Robert Silverman: Pretty much what they’ve done to date. They’ll have stretches of effective offense, but once they start missing open shots (and you can practically feel their collective sphincter tightening) they’ll devolve into ISO-ball. At this point, they need a herculean effort from Anthony plus a return to form 2-3 of last year’s stalwarts to have even a glimmer of hope of reaching 90 points.
Mike Kurylo: Give the ball to one guy and wait. The Knicks have a lot of iso-happy players. Their top three shot takers are Carmelo Anthony, J.R. Smith, and Andrea Bargnani. The first does and should take as many shots as possible. The second is addicted to 20 foot jumpers (among other things). And the third will do at least two pump fakes before taking a perimeter shot. You could describe the three of them for paragraphs before getting to their passing.
4. What about on defense?
Robert Silverman: Hahahahahahahahaha.
Mike Kurylo:¬†Andrea Bargnani is good at manning up against physical centers when they have the ball. But he’s completely lost when the ball is in motion. Prigioni and Shumpert are solid on the perimeter, but foul way too often for guards. (Somewhere out there, Jerry Sloan is salivating at that front court.) Kenyon Martin commits at least one borderline-technical worthy foul per game.

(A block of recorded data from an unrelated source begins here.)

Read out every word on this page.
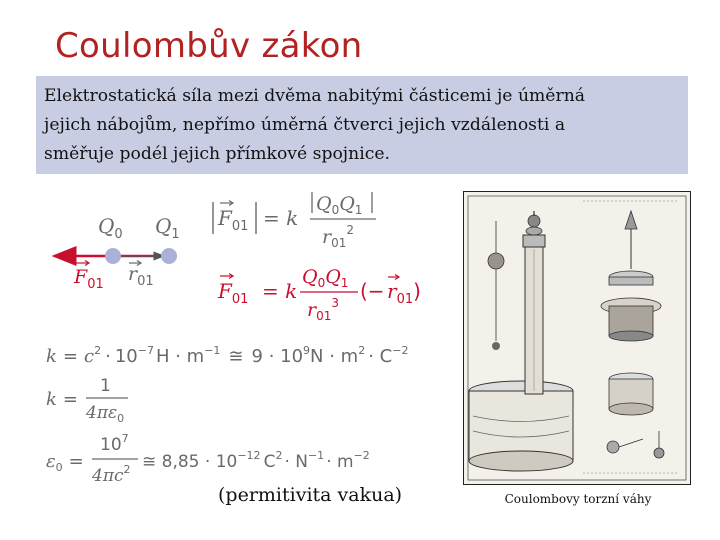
Coulombův zákon
Elektrostatická síla mezi dvěma nabitými částicemi je úměrná
jejich nábojům, nepřímo úměrná čtverci jejich vzdálenosti a
směřuje podél jejich přímkové spojnice.
$Q_0$ $Q_1$
$F_{01}$ $r_{01}$
$F_{01} = k$
$Q_0Q_1$
$r_{01}^2$
$F_{01} = k$
$Q_0Q_1$
$r_{01}^3$ (− $r_{01}$)
$k = c^2 \cdot 10^{-7}$ $H \cdot m^{-1}$ ≅ $9 \cdot 10^9N \cdot m^2 \cdot C^{-2}$
k =
1
$4\pi\varepsilon_0$
$\varepsilon_0$ =
$10^7$
$4\pi c^2$ ≅ $8,85 \cdot 10^{-12}$ $C^2 \cdot N^{-1} \cdot m^{-2}$
(permitivita vakua)	Coulombovy torzní váhy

5. Is Carmelo Anthony the best player on the floor? If not, who is?
Robert Silverman: It’s The Brow, by a hair (see what I did there?). Anthony’s putting forth yet another All-Star worthy campaign, but I’d rather have a 20 year old that’s averaging .257 Win Shares, a PER of 28.5 and a Wins Produced/48 of .327. Part of this maybe due to my general weariness with Melo’s inefficiencies/deficiencies or even the fact that I’m just tired of staring at his wry, Cheshire-like grin after he’s bricked another contested, mid-range Heroball shot (1 for his last 15 shots with under 30 seconds to play and the chance to either tie or take the lead), but every metric outside of PPG says Davis is better right now and he’ll definitely be better than Melo ever was in the future.
Mike Kurylo: Anthony Davis surely has the higher ceiling, and has excellent advanced stats. But if the game is on the line, who would you rather give the ball too, him or ‘Melo?